R. — A Bethléem, dans une étable.
— L’exemple y est toujours, disent les bonnes mères pour s’excuser de leur faiblesse.
La mère Saint-Jacques a choisi l’Évangile, un bouquin tout petit, avec une justification qui semble faite tout exprès : trente-deux lettres à la ligne, et de bonnes grosses lettres bien rondes qui se lisent toutes seules.
Quant à la mère Saint-Boniface, elle a jeté son dévolu sur la cosmographie : cinquante-deux lettres à la ligne, et des lettres toutes petites, serrées, boueuses, — de quoi perdre la vue, affirme la mère Saint-Jacques qui ne se targue pas d’esprit scientifique.
Soit en pensum, soit à la classe, Marie-Rose apprit et récita plusieurs fois son petit traité de cosmographie, mais ce fut sans y prendre le moindre intérêt.

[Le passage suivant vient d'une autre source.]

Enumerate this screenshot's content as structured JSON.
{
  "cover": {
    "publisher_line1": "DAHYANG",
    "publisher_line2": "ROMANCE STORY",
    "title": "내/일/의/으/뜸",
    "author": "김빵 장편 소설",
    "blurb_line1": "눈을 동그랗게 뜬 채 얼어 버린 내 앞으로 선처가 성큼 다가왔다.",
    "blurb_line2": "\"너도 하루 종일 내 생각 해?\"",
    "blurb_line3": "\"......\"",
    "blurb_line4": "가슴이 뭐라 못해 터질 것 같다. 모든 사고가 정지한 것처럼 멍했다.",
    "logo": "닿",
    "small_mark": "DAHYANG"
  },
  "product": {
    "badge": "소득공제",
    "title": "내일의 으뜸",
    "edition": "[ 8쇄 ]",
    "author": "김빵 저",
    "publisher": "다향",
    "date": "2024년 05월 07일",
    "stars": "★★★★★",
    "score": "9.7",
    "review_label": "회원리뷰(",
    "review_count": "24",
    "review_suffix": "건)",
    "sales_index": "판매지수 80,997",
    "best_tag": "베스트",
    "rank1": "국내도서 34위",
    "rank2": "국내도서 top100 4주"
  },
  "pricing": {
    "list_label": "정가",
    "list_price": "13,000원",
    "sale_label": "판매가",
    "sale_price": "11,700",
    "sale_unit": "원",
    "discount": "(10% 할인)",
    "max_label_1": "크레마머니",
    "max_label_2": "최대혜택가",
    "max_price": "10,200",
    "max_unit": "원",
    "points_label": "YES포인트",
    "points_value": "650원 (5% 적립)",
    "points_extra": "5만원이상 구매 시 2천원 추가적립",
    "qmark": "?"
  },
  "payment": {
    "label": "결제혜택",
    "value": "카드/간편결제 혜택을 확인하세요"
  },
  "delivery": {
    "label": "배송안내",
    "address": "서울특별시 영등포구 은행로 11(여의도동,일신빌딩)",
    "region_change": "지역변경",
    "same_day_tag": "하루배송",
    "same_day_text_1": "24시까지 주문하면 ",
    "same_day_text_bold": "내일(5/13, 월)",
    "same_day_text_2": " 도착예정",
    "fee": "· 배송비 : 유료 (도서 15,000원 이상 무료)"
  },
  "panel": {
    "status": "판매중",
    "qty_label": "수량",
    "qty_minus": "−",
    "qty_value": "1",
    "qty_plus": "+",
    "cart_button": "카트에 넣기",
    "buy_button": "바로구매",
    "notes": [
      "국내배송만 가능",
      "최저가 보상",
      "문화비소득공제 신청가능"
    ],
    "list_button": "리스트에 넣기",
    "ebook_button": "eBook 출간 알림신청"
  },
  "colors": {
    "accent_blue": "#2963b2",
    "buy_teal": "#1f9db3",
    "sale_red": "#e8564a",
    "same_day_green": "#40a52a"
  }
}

Les lignes, points et cercles de la sphère, les constellations et le zodiaque, le calendrier julien et le calendrier grégorien restèrent pour elle un mystère qu’elle ne chercha jamais à pénétrer. Et elle se donna pour excuse à elle-même que cette science évoquait l’image rébarbative de la mère Saint-Boniface.
La consigne n’est appliquée que le premier jeudi du mois, seul jour où l’on sorte, en dehors des grands congés du Jour de l’An, du Carnaval, de Pâques et de la Pentecôte. Il n’existe qu’un cas de consigne, celui où le cahier de pensums est tellement chargé qu’il n’y a pas d’autre moyen de liquider la situation.
La consigne n’est pas très rigoureuse. Le matin, on accomplit une tâche imposée ; l’après-midi, on joue avec les pensionnaires que leurs familles n’ont pu faire sortir et qui n’ont en ville ni parents ni correspondants.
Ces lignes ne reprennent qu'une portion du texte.